Ducks are a-dabbling …

We’re lucky. Our village has not just one, but three village ponds. It’s home to a variety of geese, to coots and moorhens … and to any number of mallards. Males seem to outnumber females. Most days in the spring and summer the laddish drakes – if they’re not lazing around on the grass – like so many teenage boys, mob the younger females in a rather aimless and half-hearted fashion.

We’re nearly at the time of year when ducklings will hatch and charm us all. The ponds are on both sides of the main-ish road that splices the village in two: the mother ducks march their broods back and forth, confident that traffic – yes even huge and heavy municipal dustbin lorries – will instantly grind to a halt to let the young family cross.

Nevertheless, few broods grow intact to adulthood. Jealous mallards despatch ducklings not their own. Geese kill them. Foxes take them to feed their own young. Herons visit. And despite the care most drivers take, there are traffic accidents. We often wonder what happened to the brood that Malcolm spotted one day on a lane near here: a mother duck leading fourteen – yes fourteen – ducklings along the road.

For Denzil’s Nature Photo Challenge #4 Ducks

… and also for another new challenge: Bird of the week

An ‘Aaah!’ moment.

Wildlife has had a tough time getting going this year.  Bluebells late, lilac late, bird migrants late – where are our swifts, diving and swooping in the evening skies, gorging on feasts of flies before night sets in?

At last though, mallard ducklings have appeared on the village pond.  There seem to be three families: tiny ducklings; some a few days bigger; and one lot who could be described as teenagers.  Apart from having little in the way of wings yet, they look pretty grown up. We idled away part of the afternoon the other day, just watching them scuttle and swim.

It’s as well they breed so prolifically, those ducks.  The babies have little chance of making it to adulthood.  The resident goose doesn’t like them.  Jealous drakes don’t like babies who aren’t their own.  Foxes like them alright, but as a snack.  And then there’s the road, though drivers try hard to avoid these creatures, who simply haven’t learnt their Green Cross Code.  My favourite sight from last year was seeing a mighty dustbin lorry shudder to a halt, and wait while Mrs.
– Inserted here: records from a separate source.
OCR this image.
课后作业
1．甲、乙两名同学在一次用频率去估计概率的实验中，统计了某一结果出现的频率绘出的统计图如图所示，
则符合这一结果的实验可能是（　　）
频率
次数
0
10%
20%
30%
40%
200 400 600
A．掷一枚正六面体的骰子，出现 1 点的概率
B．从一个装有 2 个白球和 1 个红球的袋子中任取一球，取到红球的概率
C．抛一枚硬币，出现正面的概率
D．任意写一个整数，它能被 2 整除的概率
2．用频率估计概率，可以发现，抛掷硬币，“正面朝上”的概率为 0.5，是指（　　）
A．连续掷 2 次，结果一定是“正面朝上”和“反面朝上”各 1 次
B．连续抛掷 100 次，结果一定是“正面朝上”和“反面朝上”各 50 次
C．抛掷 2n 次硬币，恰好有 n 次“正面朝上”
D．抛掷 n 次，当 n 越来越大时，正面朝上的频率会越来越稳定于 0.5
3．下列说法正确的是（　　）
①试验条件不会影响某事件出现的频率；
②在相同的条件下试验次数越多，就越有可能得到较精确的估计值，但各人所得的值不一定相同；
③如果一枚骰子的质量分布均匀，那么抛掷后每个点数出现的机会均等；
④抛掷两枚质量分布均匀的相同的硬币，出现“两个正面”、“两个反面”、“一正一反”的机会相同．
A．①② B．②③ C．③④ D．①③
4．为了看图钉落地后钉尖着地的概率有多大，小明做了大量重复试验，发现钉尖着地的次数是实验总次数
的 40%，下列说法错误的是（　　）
Mallard led her brood of seven efficiently across the busy road.

At last, spring is here.

Snapshot Saturday: Oooh, ducklings!

This week’s WordPress Photo Challenge invites us to share images of those things that distract us from the important business of Getting On With Daily Life.

This is an easy one.  Since about Easter, here in our village, the distraction has been ducklings.  Sweet little balls of fluff that appeared at Easter, rapidly matured towards lankier childhood then … oh!  …. vanished.  A jealous mallard?  A fox?  Who knows?  Another brood appeared soon after.  Here are two of them.

Ducklings on a sparkling pond.

This time, they’ve managed to grow up.  They sit around the pond in bored huddles in the manner of teenagers everywhere.  They’re still charming enough to be distracting when they put their minds to it though.

But those moorhens who moved in.  They’ve been nothing but a worry.  One day, a chick broke its foot, and distressed us all by somehow rolling and dragging itself forward across the grass as its mother looked on with apparent indifference.  Since that day, we’ve had occasional sightings of a lone parent, a lone chick.  But the family seems to have scattered.  This has been distracting too.  But not in a good way.

Is this the moorhen chick who broke its foot? We’ll never know.

Snapshot Saturday: Rearing the next generation

Mother and babies on Good Friday. Yes, I know you can only see seven. There’s always one off exploring ….

It was a couple of days before Good Friday when we first saw them.  Mrs. Mallard swimming on the village pond with her eight tiny ducklings.  We kept a proprietorial interest in them, and were dismayed when over the next few weeks they became seven, then five …. then only two balls of fluff.  These two kept growing until they were, in duckling terms, almost teenagers.  Then they too vanished.

No more ducklings on our pond.  Just a single baby coot.

This was the baby coot on Good Friday. Now he’s almost adult – long legs, huge feet, and camera-shy.

Last week though, walking along to a friend’s house, I spotted them.  Mrs. Mallard had hatched another brood.  Seven this time.  I wonder whether this little lot will make it?  It seems as if there have to be an awful lot of ducklings put upon this earth even to maintain the population at replacement level.  Both male and female mallards will attack and kill ducklings who are not their own.

Two of the latest ducklings, spotted yesterday evening.

It’s eleven weeks since we first saw those baby ducklings.  Mrs. Mallard is still no nearer to successfully rearing the next generation of mallards to replace her.  In some ways, time has stood still.

This isn’t mum. She was in the reeds, chivvying her babies into safety.

WordPress Photo challenge: Delta.  For this week’s photo challenge, share a picture that symbolizes transitions, change, and the passing of time.